The fourth moment about the mean is \(\mu_4 = \kappa_4 + 3 \kappa_2^2 = 0 + 3 \sigma^4\), so the kurtosis is \(\gamma_2 = 3\) for all normal random variables.

3.3 Generating functions under linear transformation

Theorem 3.2 Let \(Y\) be a random variable with mgf \(M_Y(t)\) and cgf \(K_Y(t)\), and let \(Z = a + bY\), where \(a\) and \(b\) are constants. Then \(Z\) has mgf \(M_Z(t) = e^{at} M_Y(bt)\) and cgf \(K_Z(t) = at + K_Y(bt).\)
Proof. The moment generating function of \(Z\) is \[\begin{align*} M_Z(t) &= E(e^{tZ}) = E(e^{t (a + bY)}) = E(e^{at} e^{btY})\\ &= e^{at} E(e^{(bt)Y}) = e^{at} M_Y(bt). \end{align*}\] So the cumulant generating function of \(Z\) is \[K_Z(t) = \log M_Z(t) = \log \left\{e^{at} M_Y(bt)\right\} = at + \log M_Y(bt) = at + K_Y(bt)\] as required.

Using this result, we see that some distributions are “closed” under certain types of linear transformation.

Clearly, if two random variables have the same distribution, then they have the same mgf (cgf). We also state without proof that if two random variables have the same mgf (cgf), then they have the same distribution. We say that the mgf and cgf characterise the distribution: if we find the mgf (cgf) of a random variable, and find that it matches the mgf (cgf) of a known distribution, we can immediately conclude that the random variable has that distribution.
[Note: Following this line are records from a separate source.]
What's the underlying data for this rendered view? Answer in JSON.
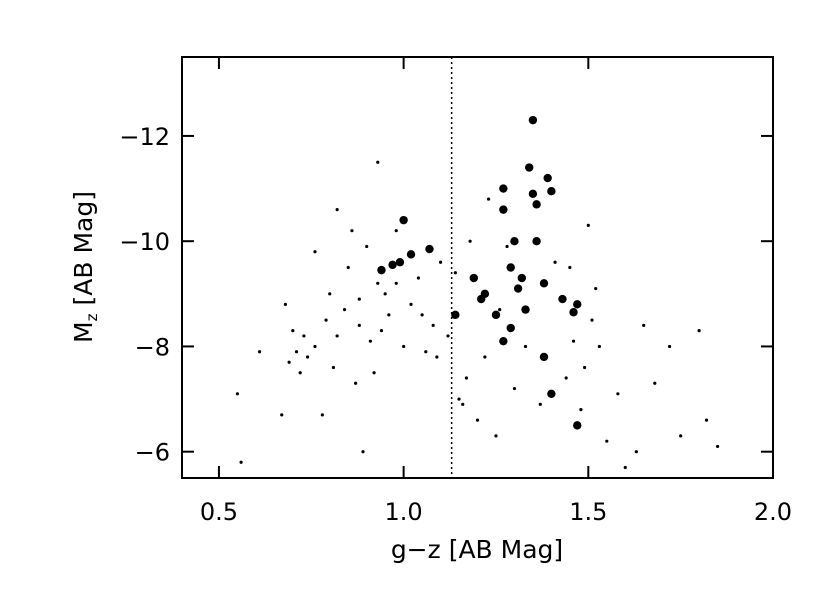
{
  "chart_data": {
    "type": "scatter",
    "xlabel": "g−z [AB Mag]",
    "ylabel_symbol": "M",
    "ylabel_subscript": "z",
    "ylabel_unit": "[AB Mag]",
    "xlim": [
      0.4,
      2.0
    ],
    "ylim": [
      -5.5,
      -13.5
    ],
    "xticks": [
      {
        "value": 0.5,
        "label": "0.5"
      },
      {
        "value": 1.0,
        "label": "1.0"
      },
      {
        "value": 1.5,
        "label": "1.5"
      },
      {
        "value": 2.0,
        "label": "2.0"
      }
    ],
    "yticks": [
      {
        "value": -6,
        "label": "−6"
      },
      {
        "value": -8,
        "label": "−8"
      },
      {
        "value": -10,
        "label": "−10"
      },
      {
        "value": -12,
        "label": "−12"
      }
    ],
    "vline": 1.13,
    "series": [
      {
        "color": "#000000",
        "size": 1.6,
        "x": [
          0.55,
          0.56,
          0.61,
          0.67,
          0.68,
          0.69,
          0.7,
          0.71,
          0.72,
          0.73,
          0.74,
          0.76,
          0.78,
          0.79,
          0.8,
          0.81,
          0.82,
          0.84,
          0.85,
          0.86,
          0.87,
          0.88,
          0.89,
          0.9,
          0.91,
          0.92,
          0.93,
          0.94,
          0.95,
          0.96,
          0.98,
          1.0,
          1.02,
          1.04,
          1.06,
          1.08,
          1.1,
          1.12,
          1.15,
          1.16,
          1.17,
          1.18,
          1.2,
          1.22,
          1.23,
          1.25,
          1.28,
          1.3,
          1.33,
          1.37,
          1.41,
          1.44,
          1.46,
          1.48,
          1.49,
          1.5,
          1.51,
          1.53,
          1.55,
          1.58,
          1.6,
          1.63,
          1.65,
          1.68,
          1.72,
          1.75,
          1.8,
          1.82,
          1.85,
          0.93,
          0.98,
          1.05,
          1.14,
          1.26,
          1.45,
          1.52,
          0.88,
          0.82,
          0.76,
          1.09
        ],
        "y": [
          -7.1,
          -5.8,
          -7.9,
          -6.7,
          -8.8,
          -7.7,
          -8.3,
          -7.9,
          -7.5,
          -8.2,
          -7.8,
          -9.8,
          -6.7,
          -8.5,
          -9.0,
          -7.6,
          -10.6,
          -8.7,
          -9.5,
          -10.2,
          -7.3,
          -8.9,
          -6.0,
          -9.9,
          -8.1,
          -7.5,
          -11.5,
          -8.3,
          -9.0,
          -8.6,
          -9.2,
          -8.0,
          -8.8,
          -9.3,
          -7.9,
          -8.4,
          -9.6,
          -8.2,
          -7.0,
          -6.9,
          -7.4,
          -10.0,
          -6.6,
          -7.8,
          -10.8,
          -6.3,
          -9.9,
          -7.2,
          -8.0,
          -6.9,
          -9.6,
          -7.4,
          -8.1,
          -6.8,
          -7.6,
          -10.3,
          -8.5,
          -8.0,
          -6.2,
          -7.1,
          -5.7,
          -6.0,
          -8.4,
          -7.3,
          -8.0,
          -6.3,
          -8.3,
          -6.6,
          -6.1,
          -9.2,
          -10.2,
          -8.6,
          -9.4,
          -8.7,
          -9.5,
          -9.1,
          -8.4,
          -8.2,
          -8.0,
          -7.8
        ]
      },
      {
        "color": "#000000",
        "size": 4.2,
        "x": [
          1.35,
          1.34,
          1.39,
          1.35,
          1.4,
          1.36,
          1.27,
          1.27,
          1.36,
          1.3,
          1.0,
          1.07,
          1.02,
          0.99,
          0.97,
          0.94,
          1.29,
          1.32,
          1.31,
          1.38,
          1.22,
          1.19,
          1.21,
          1.14,
          1.25,
          1.33,
          1.27,
          1.29,
          1.43,
          1.47,
          1.46,
          1.38,
          1.4,
          1.47
        ],
        "y": [
          -12.3,
          -11.4,
          -11.2,
          -10.9,
          -10.95,
          -10.7,
          -11.0,
          -10.6,
          -10.0,
          -10.0,
          -10.4,
          -9.85,
          -9.75,
          -9.6,
          -9.55,
          -9.45,
          -9.5,
          -9.3,
          -9.1,
          -9.2,
          -9.0,
          -9.3,
          -8.9,
          -8.6,
          -8.6,
          -8.7,
          -8.1,
          -8.35,
          -8.9,
          -8.8,
          -8.65,
          -7.8,
          -7.1,
          -6.5
        ]
      }
    ]
  }
}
Example 3.5 (Scaling an exponential distribution) Suppose \(Y \sim \text{exponential}(\theta)\). Let \(Z = bY\) where \(b > 0\). Then we claim that \(Z \sim \text{exponential}(\theta / b)\).
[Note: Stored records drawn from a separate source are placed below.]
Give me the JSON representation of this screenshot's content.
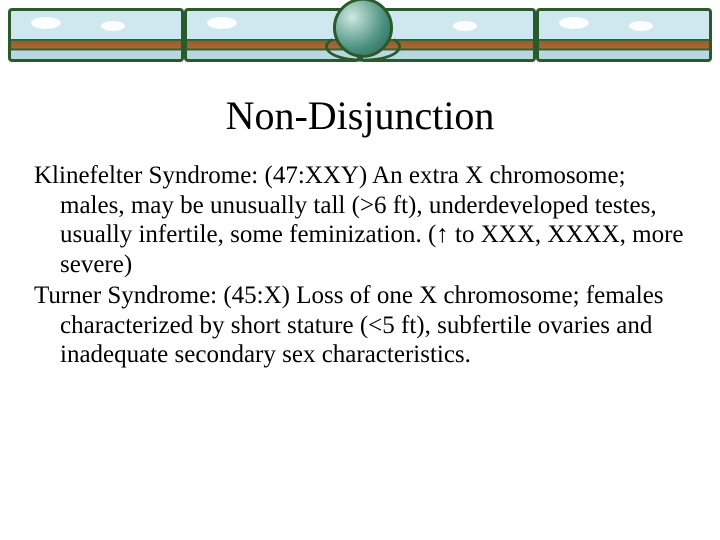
{
  "banner": {
    "segments": 4,
    "border_color": "#2a5a2a",
    "sky_color": "#cfe8f0",
    "ground_color": "#9a5a2a",
    "globe_color": "#4a9080"
  },
  "title": {
    "text": "Non-Disjunction",
    "fontsize": 40,
    "color": "#000000",
    "align": "center"
  },
  "body": {
    "fontsize": 25,
    "color": "#000000",
    "paragraphs": [
      {
        "lead": "Klinefelter Syndrome:",
        "rest": " (47:XXY) An extra X chromosome; males, may be unusually tall (>6 ft), underdeveloped testes, usually infertile, some feminization. (",
        "arrow": "↑",
        "rest2": " to XXX, XXXX, more severe)"
      },
      {
        "lead": "Turner Syndrome:",
        "rest": " (45:X) Loss of one X chromosome; females characterized by short stature (<5 ft), subfertile ovaries and inadequate secondary sex characteristics.",
        "arrow": "",
        "rest2": ""
      }
    ]
  }
}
The mgf of \(Y\) is \[\begin{align*} M_Y(t) = E(e^{tY}) &= \int_{0}^\infty e^ty \theta e^{-\theta y} \\ &= \theta \int_0^\infty e^{-(\theta - t)y} dy \\ &= \frac{\theta}{\theta - t} \text{if $\theta - t > 0$, i.e. if $t < \theta$.} \end{align*}\] By Theorem 3.2 with \(a = 0\), we have \[M_Z(t) = M_Y(bt) = \frac{\theta}{\theta - bt} = \frac{\theta/ b}{\theta/b - t},\] which is the \(\text{exponential}(\theta/b)\) mgf. Since the mgf characterises the distribution, we conclude \(Z \sim \text{exponential}(\theta / b)\). A scale change of any exponential random variable gives another exponential random variable.
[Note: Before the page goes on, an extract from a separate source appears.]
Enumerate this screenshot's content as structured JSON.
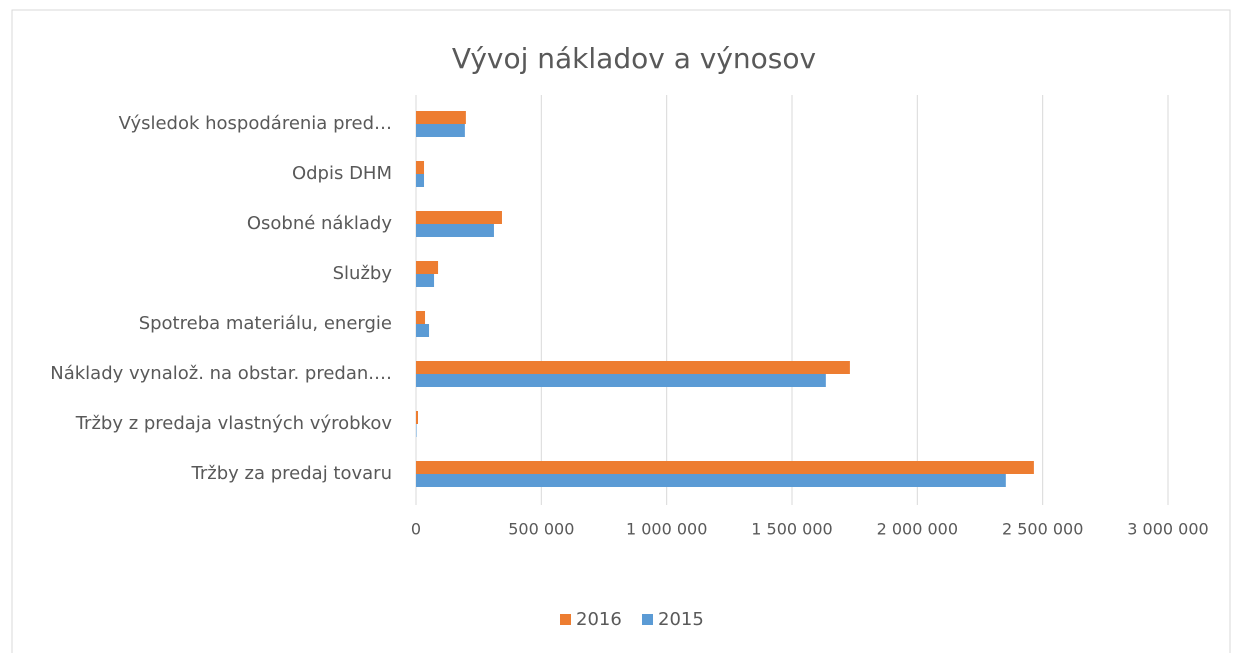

Example 3.6 (Linear transformation of a Normal distribution) Suppose \(Y \sim N(\mu, \sigma^2)\). Let \(Z = a + bY\) where \(a \in \mathbb{R}\) and \(b > 0\). Then we claim that \(Z \sim N(a + b \mu, b^2 \sigma^2)\).

From Example 3.4, we know that \(K_Y(t) = \mu t + \frac{1}{2} \sigma^2 t^2\). By Theorem 3.2, we have \[K_Z(t) = at + K_Y(bt) = at + \mu b t + \frac{1}{2} \sigma^2 (b t)^2 = (a + b \mu) t + \frac{1}{2}(b \sigma)^2 t^2,\] which is the \(N(a + b\mu, b^2 \sigma^2)\) cgf. Since the cgf characterises the distribution, we conclude \(Z \sim N(a + b\mu, b^2 \sigma^2)\). A linear transformation of any normal random variable gives another normal random variable.